Vous qui vous refusez à choisir, vous choisirez. Nous nous verrons un jour dans la bataille. Permettez moi de souhaiter vous voir du côté des exploités, et non des exploiteurs". Terminologie politique de l’époque, pour cette chute qu’Aragon emploie alors, Aragon qui n’hésitait pas à titrer un de ses éditoriaux Un jour du monde dans le journal Ce soir qu’il co-dirigeait avec Jean Richard Bloch : "Antisémite n’est pas français !"
Et pour notre époque de racisme et de judéo phobie flagrante où le sang coule, pardonnez moi de devoir utiliser une tautologie puisque il le faut : il n’y a pas, il ne saurait y avoir, de bourreau innocent !
L’histoire nous enseigne cela, c’est pourquoi, oui, la transmission doit battre en brèche la non-connaissance, l’ignorance, les idées fausses, les confusions de toutes sortes, les amalgames, les lieux communs les plus éculés lourds de conséquences gravissimes et de dangers !
"L’ignorance du passé ne se borne pas à nuire à la connaissance du présent : elle compromet dans le présent l’action même" affirmait l’historien-médiéviste Marc Bloch fusillé en mars 1944 par les Allemands pour fait de résistance.
Pour un romancier, la difficulté avec l’Histoire, l’historicité même, car tout finit par faire Histoire, tient me semble t’il dans cette parole de l’auteur du" Bûcher des vanités", l’américain Tom Wolfe, récemment disparu, pour qui, je cite : "La fiction n’arrive pas à la cheville du réel".
De la sorte, que dire de la détresse absolue du peuple juif durant la Shoah… Une nouvelle traduction des paroles du Christ sur la croix lui fait dire au lieu de Père, pourquoi m’as tu abandonné, Père, à quoi m’as tu abandonné ? Cet abandon caractérisé du peuple juif au pire des sorts (je pourrais citer le projet Madagascar de 1937 entre les gouvernements français et polonais) ne signifie pas qu’il y ait eu apathie dans ce peuple, loin de là.

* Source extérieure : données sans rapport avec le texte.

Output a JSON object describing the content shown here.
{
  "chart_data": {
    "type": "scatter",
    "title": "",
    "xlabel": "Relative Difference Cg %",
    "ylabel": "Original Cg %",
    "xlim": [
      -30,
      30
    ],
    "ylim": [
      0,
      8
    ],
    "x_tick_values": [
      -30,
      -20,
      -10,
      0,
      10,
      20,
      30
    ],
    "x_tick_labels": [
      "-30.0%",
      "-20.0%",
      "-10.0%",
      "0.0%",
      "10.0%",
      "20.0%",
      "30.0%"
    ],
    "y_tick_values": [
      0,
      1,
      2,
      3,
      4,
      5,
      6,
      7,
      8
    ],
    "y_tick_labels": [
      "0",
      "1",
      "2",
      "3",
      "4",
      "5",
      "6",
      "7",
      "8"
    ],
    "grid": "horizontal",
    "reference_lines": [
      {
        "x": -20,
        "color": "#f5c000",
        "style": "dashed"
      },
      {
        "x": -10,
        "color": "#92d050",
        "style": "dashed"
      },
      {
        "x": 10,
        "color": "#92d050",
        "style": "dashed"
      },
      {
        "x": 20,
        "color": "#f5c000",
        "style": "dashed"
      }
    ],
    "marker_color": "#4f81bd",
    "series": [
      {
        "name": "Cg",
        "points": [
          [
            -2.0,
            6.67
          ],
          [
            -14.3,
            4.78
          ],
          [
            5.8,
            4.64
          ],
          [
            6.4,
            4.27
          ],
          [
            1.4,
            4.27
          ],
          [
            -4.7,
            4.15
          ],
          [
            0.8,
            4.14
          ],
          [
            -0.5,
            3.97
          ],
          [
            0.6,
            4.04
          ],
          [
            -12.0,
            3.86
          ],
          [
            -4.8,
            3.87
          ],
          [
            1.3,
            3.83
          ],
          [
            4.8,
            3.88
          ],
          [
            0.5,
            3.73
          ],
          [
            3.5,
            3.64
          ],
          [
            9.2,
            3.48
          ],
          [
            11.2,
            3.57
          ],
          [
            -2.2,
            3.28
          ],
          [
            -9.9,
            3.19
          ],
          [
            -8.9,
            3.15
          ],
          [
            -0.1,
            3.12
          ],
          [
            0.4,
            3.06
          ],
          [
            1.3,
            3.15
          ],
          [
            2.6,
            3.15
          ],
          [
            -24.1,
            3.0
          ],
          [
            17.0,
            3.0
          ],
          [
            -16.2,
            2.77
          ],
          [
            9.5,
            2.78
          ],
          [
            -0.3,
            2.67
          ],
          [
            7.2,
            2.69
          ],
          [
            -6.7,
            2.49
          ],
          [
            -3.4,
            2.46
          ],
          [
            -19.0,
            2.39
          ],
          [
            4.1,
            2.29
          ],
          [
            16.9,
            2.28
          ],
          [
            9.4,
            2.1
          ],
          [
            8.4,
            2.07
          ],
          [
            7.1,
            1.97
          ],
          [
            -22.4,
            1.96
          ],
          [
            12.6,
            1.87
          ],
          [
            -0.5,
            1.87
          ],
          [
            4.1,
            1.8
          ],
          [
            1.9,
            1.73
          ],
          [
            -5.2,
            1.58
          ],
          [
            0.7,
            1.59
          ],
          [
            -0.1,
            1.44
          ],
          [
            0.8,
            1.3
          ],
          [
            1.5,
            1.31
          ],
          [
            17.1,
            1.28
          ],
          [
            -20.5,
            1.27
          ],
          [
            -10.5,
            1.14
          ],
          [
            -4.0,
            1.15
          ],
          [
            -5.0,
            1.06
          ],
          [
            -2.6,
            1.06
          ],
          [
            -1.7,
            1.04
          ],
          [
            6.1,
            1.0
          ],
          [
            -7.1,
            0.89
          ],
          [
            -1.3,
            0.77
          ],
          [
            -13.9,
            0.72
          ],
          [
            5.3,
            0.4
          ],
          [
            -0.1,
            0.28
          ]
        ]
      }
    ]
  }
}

Toute l’histoire des combats de la Licra avant-guerre le prouve amplement comme en atteste, quant à la Pologne, l’armée Anders ou le soulèvement du ghetto de Varsovie en 1943, par exemple, mortalisé dans les mots, à mes yeux devenus sacrés, mots attribués au jeune Arie Wilner de l’organisation juive de combat : "Nous ne voulons pas sauver notre vie. Personne ne sortira vivant d’ici. Nous voulons sauver la dignité humaine."
L’actualité m’invite à ajouter ceci : Rappelons que la situation de la Pologne durant ces années n’a rien à voir avec celle de la France sous l’occupation. Il y a un Etat français , mais il n’y a plus d’Etat polonais, tout simplement parce que les tenants de la suprématie aryenne veulent faire place nette à leur projet d’espace vital à l’Est où pour les Slaves il n’y a d’avenir que morts ou esclaves. Il n’y a pas eu de camps polonais au sens où on peut dire que les camps deDrancy, de Compiègne ou encore celui de Milles, placés sous l’autorité de Vichy, étaient des camps français.
Dire cela n’est en rien effacer l’antisémitisme en Pologne, mon livre essaie d’en témoigner. C’est pourquoi, la qui prévoit une peine de trois ans de prison "à quiconque, de façon publique et contrairement aux faits, attribue au peuple ou à l’Etat polonais la responsabilité ou la coresponsabilité des crimes nazis commis par le 3ème Reich allemand ou tout autre crime contre l’humanité (…) ou crime de guerre", n’est pas, en cette partie, acceptable.
Quid des applaudissements des fidèles à la sortie de la messe saluant la fin du massacre par les soldats hitlériens du ghetto de Varsovie…Oui, il y a eu 6000 justes polonais parmi les nations sur 22000, mais on ne bâtit rien de solide sur une histoire en noir et blanc, voire révisionniste.
Enfin, et j’en termine par deux exemples littéraires, puisque c’est la littérature qui est ici honorée, littérature où la place des animaux s’affirme jusque dans le titre, permettez moi d’évoquer non pas les cigognes, chères à mon cœur, mais un faon, un faon mondialement connu, un faon nommé Bambi.
Car, avant d’être un film d’animation, Bambi est d’abordle roman d’un écrivain né en Autriche-Hongrie en 1869 et mort à Zürich en Suisse en 1945. Félix Salten, de son vrai nom Sigmund Salzmann, a publié en 1923 Bambi, l’histoire d’une vie dans les bois.Ce roman qui fut un succès de librairie, sera traduit en anglais en 1928, interdit en Allemagne nazie en 1936 et adapté en film en 1942 par les studios Disney.
Les nazis savaient lire. C’est pourquoi ils attribuèrent à ce livre qu’ils interdirent le caractère " d’une allégorie politique sur le traitement des juifs en Europe" et leur désarroi dans l’entre deux guerres. Ils brûlèrent de nombreux exemplaires de Bambi avant de brûler les juifs et de leur faire subir durant la guerre elle-même cette fois, pour ceux qui échappèrent aux fours crématoires, le sort des animaux traqués dans la forêt par les chasseurs. Alors oui, on peut qualifier Bambi, comme le fait Gilbert Salem, de conte d’une tragédie juive…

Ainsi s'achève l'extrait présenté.